Episode Information

Note: This program originally aired on December 5, 2008.
Today, Where We Live, we're getting in touch with our roots. We all associate ourselves with an ethnicity or a culture. Whether we're of African, Irish or Columbian descent - most of us want to know something about our ancestry or family history. Coming up, WNPR Producer Catie Talarski leads us through her journey to get in touch with her Polish heritage. And, we'll talk to Hartford Courant columnist Susan Campbell and Duke professor Tom Ferraro - author of Feeling Italian: The Art of Ethnicity in America - about searching for their roots. And we want to hear from you. Are you interested in your ancestry? How do you connect with your family history? Which ethnic group to you relate to - and is it possible to consider yourself, say "Italian" if you've never been there?
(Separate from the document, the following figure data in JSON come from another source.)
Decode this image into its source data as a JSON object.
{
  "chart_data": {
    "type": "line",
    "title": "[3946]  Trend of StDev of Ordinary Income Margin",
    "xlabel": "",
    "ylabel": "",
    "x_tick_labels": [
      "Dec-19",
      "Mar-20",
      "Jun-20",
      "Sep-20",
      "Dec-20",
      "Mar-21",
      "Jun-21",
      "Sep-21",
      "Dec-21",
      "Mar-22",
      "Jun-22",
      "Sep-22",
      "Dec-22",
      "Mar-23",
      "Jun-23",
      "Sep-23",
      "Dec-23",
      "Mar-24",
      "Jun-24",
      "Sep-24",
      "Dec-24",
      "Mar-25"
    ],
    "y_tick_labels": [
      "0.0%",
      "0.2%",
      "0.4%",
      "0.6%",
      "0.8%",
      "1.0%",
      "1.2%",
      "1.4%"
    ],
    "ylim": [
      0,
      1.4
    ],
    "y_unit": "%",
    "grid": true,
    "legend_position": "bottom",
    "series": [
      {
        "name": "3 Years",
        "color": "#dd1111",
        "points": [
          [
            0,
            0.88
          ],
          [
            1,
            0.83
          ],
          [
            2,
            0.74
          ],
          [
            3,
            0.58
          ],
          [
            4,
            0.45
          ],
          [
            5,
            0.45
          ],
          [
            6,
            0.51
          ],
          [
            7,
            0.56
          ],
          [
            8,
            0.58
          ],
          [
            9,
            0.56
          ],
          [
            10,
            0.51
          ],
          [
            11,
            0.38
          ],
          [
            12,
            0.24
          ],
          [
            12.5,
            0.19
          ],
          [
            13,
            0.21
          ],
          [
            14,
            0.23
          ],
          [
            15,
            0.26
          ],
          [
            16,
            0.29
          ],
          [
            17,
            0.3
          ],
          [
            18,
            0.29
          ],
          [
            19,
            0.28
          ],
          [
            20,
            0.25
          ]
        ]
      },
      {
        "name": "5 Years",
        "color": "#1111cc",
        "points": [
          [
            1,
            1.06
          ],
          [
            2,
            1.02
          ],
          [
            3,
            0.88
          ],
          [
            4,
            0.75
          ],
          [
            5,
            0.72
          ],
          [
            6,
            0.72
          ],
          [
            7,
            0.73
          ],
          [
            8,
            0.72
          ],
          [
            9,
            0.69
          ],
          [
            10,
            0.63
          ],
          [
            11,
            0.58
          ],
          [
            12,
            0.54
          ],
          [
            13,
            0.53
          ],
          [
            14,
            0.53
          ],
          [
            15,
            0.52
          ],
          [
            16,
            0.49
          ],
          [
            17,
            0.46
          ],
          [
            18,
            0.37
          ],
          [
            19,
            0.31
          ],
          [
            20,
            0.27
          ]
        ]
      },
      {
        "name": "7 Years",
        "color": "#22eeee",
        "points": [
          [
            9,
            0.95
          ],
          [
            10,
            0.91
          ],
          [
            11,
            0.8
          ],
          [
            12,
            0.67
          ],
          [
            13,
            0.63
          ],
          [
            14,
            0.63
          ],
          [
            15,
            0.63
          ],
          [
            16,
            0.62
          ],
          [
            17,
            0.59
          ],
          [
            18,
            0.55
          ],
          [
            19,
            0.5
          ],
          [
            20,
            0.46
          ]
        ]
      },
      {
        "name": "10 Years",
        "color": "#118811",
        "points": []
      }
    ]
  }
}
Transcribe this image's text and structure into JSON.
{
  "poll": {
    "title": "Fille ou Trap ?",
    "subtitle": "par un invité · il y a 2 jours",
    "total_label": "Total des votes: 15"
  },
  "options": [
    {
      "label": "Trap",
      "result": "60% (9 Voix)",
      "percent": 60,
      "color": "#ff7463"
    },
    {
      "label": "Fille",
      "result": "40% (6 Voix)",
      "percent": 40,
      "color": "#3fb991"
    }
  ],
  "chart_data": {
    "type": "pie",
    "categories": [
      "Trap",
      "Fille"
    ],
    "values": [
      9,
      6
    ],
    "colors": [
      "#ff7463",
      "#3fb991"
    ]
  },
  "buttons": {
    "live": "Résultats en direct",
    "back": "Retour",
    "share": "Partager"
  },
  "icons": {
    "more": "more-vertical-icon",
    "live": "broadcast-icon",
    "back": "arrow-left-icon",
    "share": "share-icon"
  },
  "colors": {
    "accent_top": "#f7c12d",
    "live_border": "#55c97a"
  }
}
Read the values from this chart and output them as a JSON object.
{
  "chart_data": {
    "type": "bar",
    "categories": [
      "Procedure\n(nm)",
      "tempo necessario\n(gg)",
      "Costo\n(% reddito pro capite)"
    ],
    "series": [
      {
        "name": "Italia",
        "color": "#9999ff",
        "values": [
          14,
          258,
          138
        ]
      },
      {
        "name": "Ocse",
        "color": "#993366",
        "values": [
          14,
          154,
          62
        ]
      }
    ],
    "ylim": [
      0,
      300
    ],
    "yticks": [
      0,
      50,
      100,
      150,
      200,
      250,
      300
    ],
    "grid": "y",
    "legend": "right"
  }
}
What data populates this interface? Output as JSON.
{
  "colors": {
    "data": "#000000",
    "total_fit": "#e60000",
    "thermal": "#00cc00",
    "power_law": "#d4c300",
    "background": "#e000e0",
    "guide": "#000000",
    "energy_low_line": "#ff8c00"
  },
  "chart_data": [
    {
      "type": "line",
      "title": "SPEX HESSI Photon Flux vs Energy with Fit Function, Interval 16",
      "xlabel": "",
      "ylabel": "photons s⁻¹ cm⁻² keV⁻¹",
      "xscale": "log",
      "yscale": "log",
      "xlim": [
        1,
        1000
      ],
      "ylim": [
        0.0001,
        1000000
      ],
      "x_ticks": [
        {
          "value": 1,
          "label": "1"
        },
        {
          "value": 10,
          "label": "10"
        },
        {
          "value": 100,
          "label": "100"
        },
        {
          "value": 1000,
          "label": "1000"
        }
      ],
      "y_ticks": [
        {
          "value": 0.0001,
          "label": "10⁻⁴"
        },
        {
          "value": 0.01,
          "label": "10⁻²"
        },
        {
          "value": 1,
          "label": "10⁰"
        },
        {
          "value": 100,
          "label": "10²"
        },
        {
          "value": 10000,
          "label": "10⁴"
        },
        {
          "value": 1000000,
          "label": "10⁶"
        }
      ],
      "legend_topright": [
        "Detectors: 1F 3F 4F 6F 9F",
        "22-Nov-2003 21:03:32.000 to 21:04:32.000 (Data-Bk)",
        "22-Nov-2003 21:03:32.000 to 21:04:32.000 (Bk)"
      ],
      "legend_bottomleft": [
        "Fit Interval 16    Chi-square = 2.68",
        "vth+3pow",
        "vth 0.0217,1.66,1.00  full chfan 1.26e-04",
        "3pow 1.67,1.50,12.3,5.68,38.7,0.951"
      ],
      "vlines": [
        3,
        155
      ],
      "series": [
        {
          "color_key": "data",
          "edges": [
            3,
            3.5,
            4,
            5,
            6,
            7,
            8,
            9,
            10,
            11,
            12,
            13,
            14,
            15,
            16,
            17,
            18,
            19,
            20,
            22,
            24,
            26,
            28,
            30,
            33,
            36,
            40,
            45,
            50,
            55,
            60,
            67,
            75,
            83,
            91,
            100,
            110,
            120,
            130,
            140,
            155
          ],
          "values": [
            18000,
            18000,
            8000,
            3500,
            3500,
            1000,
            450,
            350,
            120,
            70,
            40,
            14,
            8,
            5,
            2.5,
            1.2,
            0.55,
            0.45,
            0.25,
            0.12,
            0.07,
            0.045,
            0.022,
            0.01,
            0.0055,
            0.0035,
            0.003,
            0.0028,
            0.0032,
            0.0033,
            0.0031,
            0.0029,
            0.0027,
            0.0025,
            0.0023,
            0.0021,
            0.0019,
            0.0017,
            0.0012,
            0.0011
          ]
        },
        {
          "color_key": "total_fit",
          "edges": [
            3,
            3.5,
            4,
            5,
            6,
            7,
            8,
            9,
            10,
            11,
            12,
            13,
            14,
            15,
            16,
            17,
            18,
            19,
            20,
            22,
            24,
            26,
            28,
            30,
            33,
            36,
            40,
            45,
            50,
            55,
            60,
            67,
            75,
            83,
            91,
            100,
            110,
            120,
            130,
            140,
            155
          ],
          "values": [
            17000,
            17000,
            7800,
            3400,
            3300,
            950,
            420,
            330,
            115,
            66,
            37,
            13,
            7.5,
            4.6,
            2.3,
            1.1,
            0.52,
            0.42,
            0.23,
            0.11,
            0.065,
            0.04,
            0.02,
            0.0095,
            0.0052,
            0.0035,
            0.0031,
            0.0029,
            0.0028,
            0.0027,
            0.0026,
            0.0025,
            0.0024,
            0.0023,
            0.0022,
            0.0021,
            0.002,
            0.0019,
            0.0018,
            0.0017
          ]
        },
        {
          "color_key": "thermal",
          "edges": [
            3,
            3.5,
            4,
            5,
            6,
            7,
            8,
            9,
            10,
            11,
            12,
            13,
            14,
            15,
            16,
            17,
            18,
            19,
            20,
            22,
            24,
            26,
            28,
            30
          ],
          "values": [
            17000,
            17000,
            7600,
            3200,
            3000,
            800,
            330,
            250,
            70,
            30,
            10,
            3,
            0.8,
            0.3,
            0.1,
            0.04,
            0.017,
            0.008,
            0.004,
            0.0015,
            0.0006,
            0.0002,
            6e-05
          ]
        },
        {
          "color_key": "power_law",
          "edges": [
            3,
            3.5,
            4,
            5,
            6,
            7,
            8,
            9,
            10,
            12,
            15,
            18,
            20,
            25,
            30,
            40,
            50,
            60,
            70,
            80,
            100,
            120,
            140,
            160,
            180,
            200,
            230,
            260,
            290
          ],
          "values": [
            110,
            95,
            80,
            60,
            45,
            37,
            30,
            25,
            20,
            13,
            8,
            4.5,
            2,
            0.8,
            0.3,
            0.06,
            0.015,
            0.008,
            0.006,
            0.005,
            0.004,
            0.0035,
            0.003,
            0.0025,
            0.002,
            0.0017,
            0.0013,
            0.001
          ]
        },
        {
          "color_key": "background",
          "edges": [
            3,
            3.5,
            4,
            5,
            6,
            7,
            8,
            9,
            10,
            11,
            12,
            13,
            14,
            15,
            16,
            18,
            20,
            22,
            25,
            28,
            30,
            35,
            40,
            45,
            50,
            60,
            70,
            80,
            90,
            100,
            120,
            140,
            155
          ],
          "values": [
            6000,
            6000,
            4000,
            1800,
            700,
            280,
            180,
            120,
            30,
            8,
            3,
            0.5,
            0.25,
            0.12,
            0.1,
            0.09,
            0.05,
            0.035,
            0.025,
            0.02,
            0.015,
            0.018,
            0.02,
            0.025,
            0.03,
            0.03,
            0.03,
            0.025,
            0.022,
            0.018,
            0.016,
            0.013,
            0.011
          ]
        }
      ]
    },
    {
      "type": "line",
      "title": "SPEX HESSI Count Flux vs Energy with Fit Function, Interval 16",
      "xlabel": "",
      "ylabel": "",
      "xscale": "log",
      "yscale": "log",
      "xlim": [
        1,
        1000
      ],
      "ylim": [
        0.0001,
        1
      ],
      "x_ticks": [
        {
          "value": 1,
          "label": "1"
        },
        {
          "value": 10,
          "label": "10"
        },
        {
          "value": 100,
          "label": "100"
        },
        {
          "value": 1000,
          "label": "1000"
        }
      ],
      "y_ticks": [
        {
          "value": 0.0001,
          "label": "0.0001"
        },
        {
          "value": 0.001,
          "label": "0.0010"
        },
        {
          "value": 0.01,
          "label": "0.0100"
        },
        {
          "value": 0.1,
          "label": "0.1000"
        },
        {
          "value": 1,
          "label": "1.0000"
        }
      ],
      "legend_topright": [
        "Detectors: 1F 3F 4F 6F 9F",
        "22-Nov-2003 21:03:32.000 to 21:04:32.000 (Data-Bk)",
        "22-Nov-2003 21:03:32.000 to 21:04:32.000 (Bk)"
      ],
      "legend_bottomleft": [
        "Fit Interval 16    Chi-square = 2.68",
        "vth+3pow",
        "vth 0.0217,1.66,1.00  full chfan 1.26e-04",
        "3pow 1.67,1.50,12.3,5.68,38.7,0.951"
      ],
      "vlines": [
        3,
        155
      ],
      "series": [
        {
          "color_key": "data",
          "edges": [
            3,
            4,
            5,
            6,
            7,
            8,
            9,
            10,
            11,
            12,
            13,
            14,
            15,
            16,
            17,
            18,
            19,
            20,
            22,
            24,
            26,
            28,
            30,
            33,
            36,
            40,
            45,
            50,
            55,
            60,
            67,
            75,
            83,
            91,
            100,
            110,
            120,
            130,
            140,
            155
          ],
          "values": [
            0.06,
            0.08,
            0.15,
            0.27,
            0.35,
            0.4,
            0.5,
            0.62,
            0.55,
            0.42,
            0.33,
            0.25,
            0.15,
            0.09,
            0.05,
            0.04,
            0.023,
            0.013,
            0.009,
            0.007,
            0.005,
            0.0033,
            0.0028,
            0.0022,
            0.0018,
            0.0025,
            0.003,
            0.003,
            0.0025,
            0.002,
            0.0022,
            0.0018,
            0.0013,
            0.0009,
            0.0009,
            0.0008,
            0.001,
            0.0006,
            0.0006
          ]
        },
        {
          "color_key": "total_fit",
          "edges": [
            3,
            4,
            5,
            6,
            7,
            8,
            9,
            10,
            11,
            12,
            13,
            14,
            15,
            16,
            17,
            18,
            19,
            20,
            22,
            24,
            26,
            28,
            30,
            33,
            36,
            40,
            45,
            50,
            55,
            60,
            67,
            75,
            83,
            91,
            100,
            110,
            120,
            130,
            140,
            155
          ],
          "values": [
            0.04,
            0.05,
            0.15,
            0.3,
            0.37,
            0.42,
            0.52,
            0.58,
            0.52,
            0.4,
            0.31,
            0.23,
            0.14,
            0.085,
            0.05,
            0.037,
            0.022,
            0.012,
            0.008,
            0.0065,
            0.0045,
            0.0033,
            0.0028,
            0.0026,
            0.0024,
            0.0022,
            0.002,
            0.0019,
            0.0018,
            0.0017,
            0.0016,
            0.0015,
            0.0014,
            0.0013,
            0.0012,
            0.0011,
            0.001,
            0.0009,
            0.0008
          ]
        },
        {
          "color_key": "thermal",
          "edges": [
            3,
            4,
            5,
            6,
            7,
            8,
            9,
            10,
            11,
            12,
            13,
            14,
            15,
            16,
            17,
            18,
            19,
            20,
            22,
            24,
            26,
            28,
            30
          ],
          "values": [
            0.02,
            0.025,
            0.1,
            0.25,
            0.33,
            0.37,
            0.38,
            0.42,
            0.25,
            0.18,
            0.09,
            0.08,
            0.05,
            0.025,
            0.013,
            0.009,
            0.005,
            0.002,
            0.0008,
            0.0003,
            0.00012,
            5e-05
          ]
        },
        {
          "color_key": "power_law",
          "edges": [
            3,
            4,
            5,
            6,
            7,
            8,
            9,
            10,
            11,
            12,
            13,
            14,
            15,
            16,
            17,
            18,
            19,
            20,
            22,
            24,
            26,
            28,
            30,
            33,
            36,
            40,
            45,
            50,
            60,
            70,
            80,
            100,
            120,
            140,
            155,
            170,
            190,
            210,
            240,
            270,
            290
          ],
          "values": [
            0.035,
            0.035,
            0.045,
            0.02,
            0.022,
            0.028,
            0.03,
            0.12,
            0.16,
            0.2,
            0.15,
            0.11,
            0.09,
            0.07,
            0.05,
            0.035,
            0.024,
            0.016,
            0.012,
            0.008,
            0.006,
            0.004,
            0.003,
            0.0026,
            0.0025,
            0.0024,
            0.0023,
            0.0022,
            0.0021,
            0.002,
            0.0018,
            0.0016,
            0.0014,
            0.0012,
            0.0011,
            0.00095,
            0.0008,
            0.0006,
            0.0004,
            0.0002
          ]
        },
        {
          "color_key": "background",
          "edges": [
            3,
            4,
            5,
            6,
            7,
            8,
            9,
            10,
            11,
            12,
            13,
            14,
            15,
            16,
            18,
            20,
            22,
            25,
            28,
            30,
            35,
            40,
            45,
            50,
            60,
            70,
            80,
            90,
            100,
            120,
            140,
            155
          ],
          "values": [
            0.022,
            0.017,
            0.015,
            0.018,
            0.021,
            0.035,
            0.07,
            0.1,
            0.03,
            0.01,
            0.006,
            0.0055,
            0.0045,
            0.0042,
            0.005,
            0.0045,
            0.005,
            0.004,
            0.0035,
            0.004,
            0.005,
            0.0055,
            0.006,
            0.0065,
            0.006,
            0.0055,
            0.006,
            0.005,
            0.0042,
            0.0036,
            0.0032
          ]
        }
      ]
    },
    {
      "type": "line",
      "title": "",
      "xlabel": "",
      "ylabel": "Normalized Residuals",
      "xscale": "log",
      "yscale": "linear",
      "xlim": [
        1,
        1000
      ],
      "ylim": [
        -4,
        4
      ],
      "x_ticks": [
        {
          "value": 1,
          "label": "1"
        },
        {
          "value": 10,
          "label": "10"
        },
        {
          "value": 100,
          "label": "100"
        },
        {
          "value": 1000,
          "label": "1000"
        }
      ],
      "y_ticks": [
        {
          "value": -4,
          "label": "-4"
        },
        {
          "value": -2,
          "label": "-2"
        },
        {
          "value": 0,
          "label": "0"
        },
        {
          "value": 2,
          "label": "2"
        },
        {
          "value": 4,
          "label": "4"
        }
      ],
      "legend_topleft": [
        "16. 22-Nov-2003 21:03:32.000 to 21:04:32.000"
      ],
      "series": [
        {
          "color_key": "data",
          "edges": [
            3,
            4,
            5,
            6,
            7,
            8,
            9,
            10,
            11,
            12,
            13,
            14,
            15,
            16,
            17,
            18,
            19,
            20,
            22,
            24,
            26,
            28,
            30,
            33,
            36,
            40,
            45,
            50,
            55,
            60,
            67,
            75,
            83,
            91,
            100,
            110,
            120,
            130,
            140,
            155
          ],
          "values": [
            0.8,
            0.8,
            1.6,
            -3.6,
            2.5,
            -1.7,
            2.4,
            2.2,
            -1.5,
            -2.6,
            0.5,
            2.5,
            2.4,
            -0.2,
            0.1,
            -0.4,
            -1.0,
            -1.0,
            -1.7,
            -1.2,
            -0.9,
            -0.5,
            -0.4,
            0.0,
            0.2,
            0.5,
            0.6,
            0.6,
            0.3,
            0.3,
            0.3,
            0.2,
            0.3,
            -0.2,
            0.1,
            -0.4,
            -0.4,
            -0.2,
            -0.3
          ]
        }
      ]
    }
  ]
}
Join the conversation! Add your suggestions, questions and comments below.






Listener Email from Bob
According to the records I have, I was born in Cook County Hospital on February 1st, 1945 and was subsequently adopted from an adoption
agency in Chicago, IL (the Cradle) in 1945. About 10 or 12 years
ago I contacted the court that controlled the adoptions files of and was told that I was not permitted to know anything about my parent(s). I am deeply interested in my heritage and would appreciate any suggestions that might reveal my roots.
Thank you,
Bob Lane
Email from Al
Getting Back to Our Roots
I loved that President-elect Obama identified himself as a mutt. I think most Americans can rightly wear that label. As a teacher of genealogy, I delight in helping my students discover the threads that combine to make each of their unique mutt ancestries. I proudly wear my own English, French-Canadian, Irish, Native American and Scottish ancestry and am pleased to say that my children are industriously incorporating new ethnicities into our family story by mariage.
Where
I enjoyed listening to the show and the interest that people have in finding out where they are from. My story is probably common. My parents divorced, my mother remarried and her new husband adopted my bother and me. We lost half our family until I started doing geneology. I'd always heard my father's family was no good, never amounted to anything. Also heard that we come from a very small family. Hah! On my father's side we are related to many presidents, artists, actors, writers, poets,politicians, clergy and further back to three or four royal lines. Almost twenty years of research I now have almost 100,00 relatives in the family tree...some small family!!
On a personal note, though. Finding that many ancestors suffered from depression and some committed suicide helps me to understand myself and my moods as well as those of my children and grandchildren. The tree holds people who marched to a different drummer. I rather identify with so many of them and now no longer feel like a misfit. I think it helps make a child whole who suffers through divorced parents or death of a parent.
This in-depth and thoughtful
This in-depth and thoughtful piece reminds me why I listen to public radio.
Proud to be ethnic American
As social animals we always feel a need to belong. However, how far are we willing to go to fullfill that need?
At what point to we proudly embrace our American ethnicity? I see generations of people talking about ethnicity and how proud they are to be ???-American. How many generations will it take to have people in the US feel ethnic American?
When people come and ask me where I come from I tell them "I am from Chicago", this repsonse usually encourages further questions like: "No, what is your race/nationality?" If I have the time and energy I usually try to educate them and teach them that ethnically I am American. My nationality is American (specifically U.S.A.) and My race is white. I grew up in Chicago and Puerto Rico oblivious to all this ethnic disctinction, however as I reach forty three and become consious of these "burning" social issues my awareness encourages me to challenge these so called accepted ethnicities and fight for my American Ethnicity.
Genealogist encourage people to go back and lookup their lineage? But, how far do you go? Do you accept ten generations as your lineage? How about twenty? If you go back far enought you will obviously find that your ancestry is from Africa (for those who believe in evolution) or that your ancestry comes from Adam and Eve (if you believe in creationism). So am I supposed to accept that you are ???-American even when you don't speak ??? language, rarely follow any of the customs if you follow them at all, and you grew up watching Howdy Doody, Scooby doo or the Brady bunch ?
I am sorry if you can't be proud enough to be Ethnic American, I am!